Ehl-i Sünnet-i Âmme olarak da adlandırılan Halefiyye, Selefiyye’nin aksine müteşabihler üzerinde düşünmenin, muhkem nasslar (apaçık deliller) ışığında onları anlamaya çalışmanın Kur’an’ın mantığına uygun olduğunu ve taklitten kurtularak delilleriyle inanmanın gerekliliğini savunmaktadır. Daha önce bahsettiğimiz Hasan el-Basrî ve Ebu Hanife ile başlayan ve selef içerisinde ehl-i hadis’in karşısında ehl-i rey olarak adlandırılan çizgide inanç esaslarının daha sistematik olarak ele alınması gerektiğine inanan âlimler ortaya çıkmıştır. İbn Küllab (v. 239/854), Haris el-Muhasibî (v. 243/857) ve Ebu’l-Abbas el-Kalânîsî (v. 255/869) gibi âlimler selef akidesi ile hicrî dördüncü asrın başında ortaya çıkan Eş’ariyye arasında köprü vazifesi gördüklerinden Halefiyye’nin öncüleri olarak zikredilmektedirler.⁹

Ehl-i Sünnet tarihinde en önemli dönüm noktası hicrî dördüncü yüzyılın başları olmuştur. Hicrî üçüncü asrın ikinci yarısında Şia’nın fırkalaşma sürecini tamamlaması, ana kitleyi de kendi inançlarını sistemleştirmeye ve kimliklerini tanımlamaya yöneltmiştir. Bunu, Irak’ta Mu’tezile’den ayrılan Ebu’l-Hasan el-Eş’arî (v. 324/936) ile Maveraünnehir’de Hanefî ekolünün inanç esaslarını sistemleştiren Ebu Mansur el-Mâturîdî (v. 333/944) yapmıştır.¹⁰ Selefiyye taraftarlarının azaldığı sonraki dönemlerde Ehl-i Sünnet ve’l-Cemaat tabiri genellikle, bu iki imamın ortaya koydukları Eş’ariyye ve Mâturîdiyye mezheplerini ifade için kullanılmaktadır.¹¹ Ehl-i Sünnet’in ana kollarını teşkil eden bu iki mezhep arasında -esasta olmasa da- teferruata dair bazı meselelerde cüz’î ihtilaflar vardır.¹²

Abdülkâdir el-Bağdadî, Ehl-i Sünnet içerisinde sekiz zümrenin yer aldığını belirtmektedir. Bunlar:

1- Ehl-i bid’atın hatalarına düşmeyen kelâm âlimleri; 2- Sevrî, Evzâî, Dâvûd ez-Zâhirî dâhil büyük müctehid imamlar ve onların müntesipleri; 3- Muhaddisler; 4- Ehl-i bid’ate meyletmeyen sarf, nahiv, lügat ve edebiyat âlimleri; 5- Ehl-i Sünnet görüşüne sadık kalan kıraat imamları ve müfessirler; 6- Şeriate bağlı olan tasavvuf ehli; 7- Ehl-i Sünnet yolundan ayrılmayan mücahidler; 8- Ehl-i Sünnet akîdesinin yayıldığı memleketlerin ahalisidir.¹³

 

Dipnotlar:

1. Bekir Topaloğlu, Kelâm İlmi, s. 109. Damla Yay.
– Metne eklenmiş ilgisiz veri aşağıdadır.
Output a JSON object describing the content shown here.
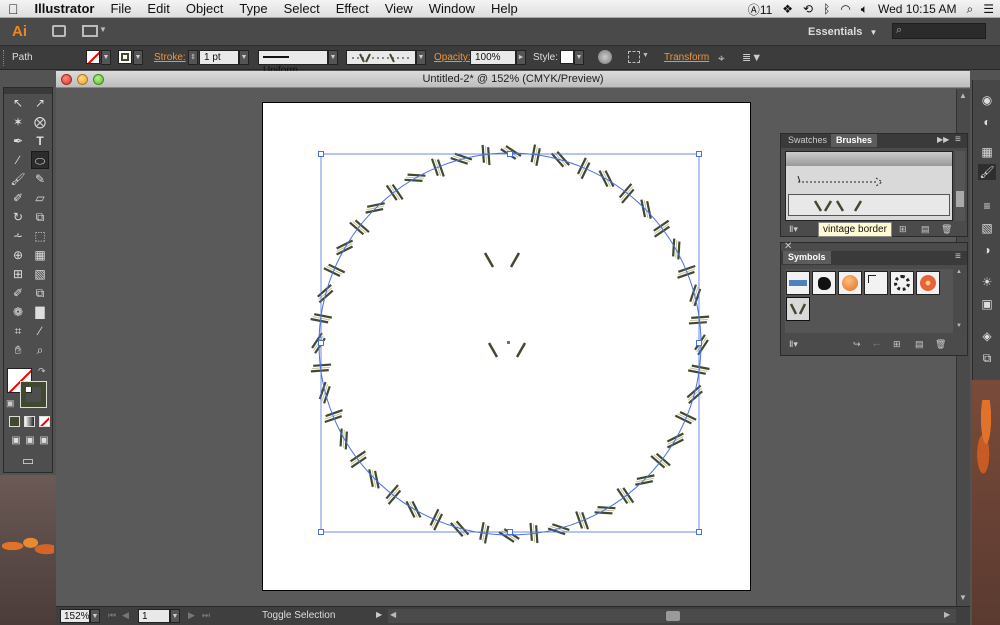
{
  "menubar": {
    "app_name": "Illustrator",
    "items": [
      "File",
      "Edit",
      "Object",
      "Type",
      "Select",
      "Effect",
      "View",
      "Window",
      "Help"
    ],
    "adobe_count": "11",
    "clock": "Wed 10:15 AM"
  },
  "appbar": {
    "logo": "Ai",
    "workspace": "Essentials"
  },
  "controlbar": {
    "selection_type": "Path",
    "stroke_label": "Stroke:",
    "stroke_weight": "1 pt",
    "profile": "Uniform",
    "opacity_label": "Opacity:",
    "opacity_value": "100%",
    "style_label": "Style:",
    "transform_label": "Transform"
  },
  "document": {
    "title": "Untitled-2* @ 152% (CMYK/Preview)"
  },
  "statusbar": {
    "zoom": "152%",
    "artboard_number": "1",
    "status_text": "Toggle Selection"
  },
  "brushes_panel": {
    "tabs": [
      "Swatches",
      "Brushes"
    ],
    "active_tab": "Brushes",
    "tooltip": "vintage border"
  },
  "symbols_panel": {
    "tab": "Symbols"
  },
  "colors": {
    "accent_orange": "#f0943a",
    "selection_blue": "#4a6fe0",
    "brush_stroke": "#3f4a2e"
  }
}
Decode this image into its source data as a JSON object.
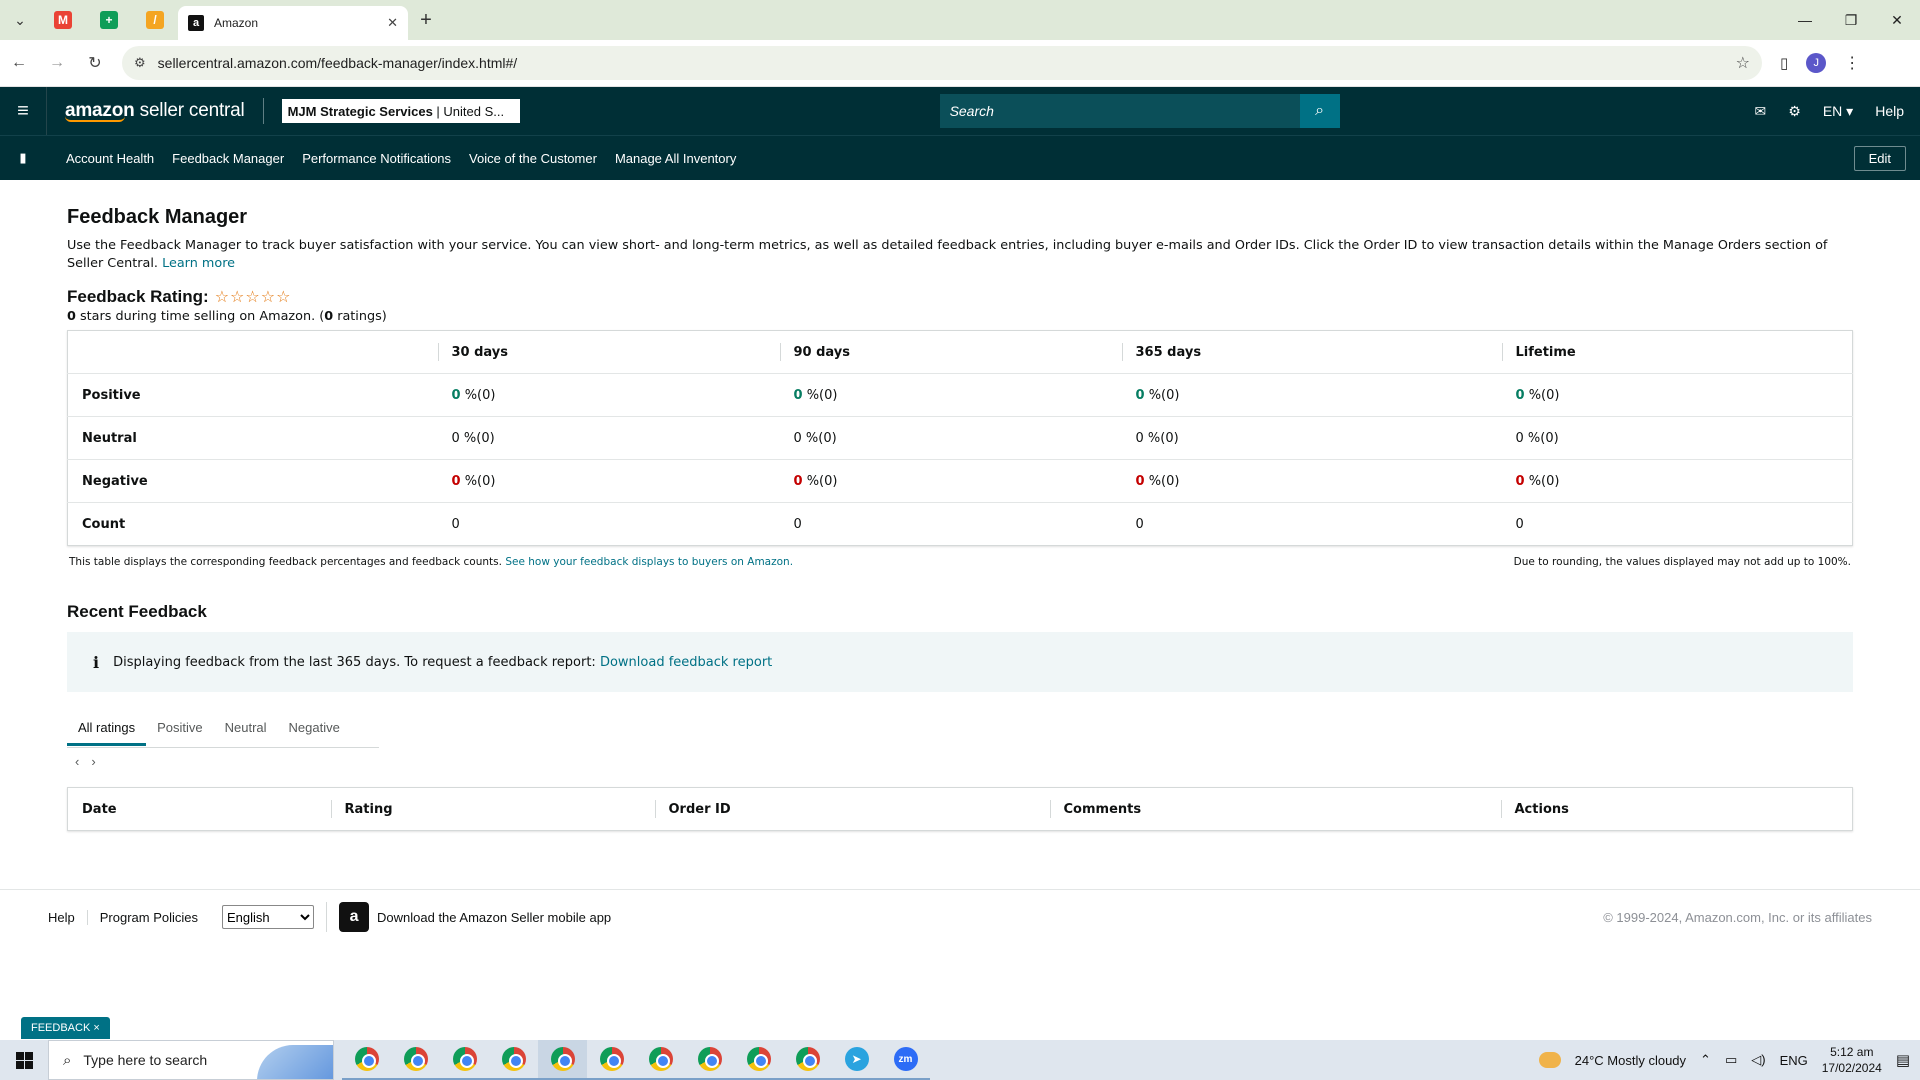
{
  "browser": {
    "tab_title": "Amazon",
    "url": "sellercentral.amazon.com/feedback-manager/index.html#/"
  },
  "header": {
    "logo": "amazon seller central",
    "logo_brand": "amazon",
    "logo_product": "seller central",
    "account_name": "MJM Strategic Services",
    "account_region": "| United S...",
    "search_placeholder": "Search",
    "language": "EN ▾",
    "help": "Help"
  },
  "nav": {
    "items": [
      "Account Health",
      "Feedback Manager",
      "Performance Notifications",
      "Voice of the Customer",
      "Manage All Inventory"
    ],
    "edit": "Edit"
  },
  "main": {
    "title": "Feedback Manager",
    "intro": "Use the Feedback Manager to track buyer satisfaction with your service. You can view short- and long-term metrics, as well as detailed feedback entries, including buyer e-mails and Order IDs. Click the Order ID to view transaction details within the Manage Orders section of Seller Central.",
    "learn_more": "Learn more",
    "rating_label": "Feedback Rating:",
    "stars": "☆☆☆☆☆",
    "stars_count": "0",
    "stars_text": "stars during time selling on Amazon. (",
    "ratings_count": "0",
    "ratings_text": "ratings)"
  },
  "metrics": {
    "columns": [
      "30 days",
      "90 days",
      "365 days",
      "Lifetime"
    ],
    "rows": {
      "positive": "Positive",
      "neutral": "Neutral",
      "negative": "Negative",
      "count": "Count"
    },
    "value": "0",
    "pct": "%(0)",
    "count_value": "0",
    "footer_left": "This table displays the corresponding feedback percentages and feedback counts.",
    "footer_link": "See how your feedback displays to buyers on Amazon.",
    "footer_right": "Due to rounding, the values displayed may not add up to 100%."
  },
  "recent": {
    "title": "Recent Feedback",
    "info_text": "Displaying feedback from the last 365 days. To request a feedback report:",
    "info_link": "Download feedback report",
    "tabs": [
      "All ratings",
      "Positive",
      "Neutral",
      "Negative"
    ],
    "columns": [
      "Date",
      "Rating",
      "Order ID",
      "Comments",
      "Actions"
    ]
  },
  "footer": {
    "help": "Help",
    "policies": "Program Policies",
    "language": "English",
    "app": "Download the Amazon Seller mobile app",
    "copyright": "© 1999-2024, Amazon.com, Inc. or its affiliates"
  },
  "feedback_tab": "FEEDBACK ×",
  "taskbar": {
    "search": "Type here to search",
    "weather": "24°C  Mostly cloudy",
    "lang": "ENG",
    "time": "5:12 am",
    "date": "17/02/2024"
  },
  "colors": {
    "header_bg": "#002f36",
    "link": "#007185",
    "positive": "#067d62",
    "negative": "#c40000"
  }
}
2. Ethem Ruhi Fığlalı, Çağımızda İtikadi İslâm Mezhepleri, s. 55. Birleşik Yay.

3. Yusuf Şevki Yavuz,  “Ehl-i Sünnet”, DİA, X, 526.

4. Fığlalı, age. s. 55-70.

5. Fığlalı, age. s. 55-70.

6. Fığlalı, age. s. 72-74.

7. Topaloğlu, age. s. 116.

8. Fığlalı, age. s. 72-75.

9. Bu âlimlerin görüşleri ve tesirleri hakkında geniş bilgi için bkz. Nadim Macit, Ehl-i Sünnet Ekolünün Doğuşu, Erzurum, 1995, s. 57-97.

10. Mehmet Saffet Sarıkaya,  İslâm Düşünce Tarihinde Mezhepler, s. 79.

11. Topaloğlu, a.g.e., s. 120.

12. Fığlalı, a.g.e., s. 85.

13. Abdülkadir Bağdadî, Mezhepler Arasındaki Farklar, s. 246-248.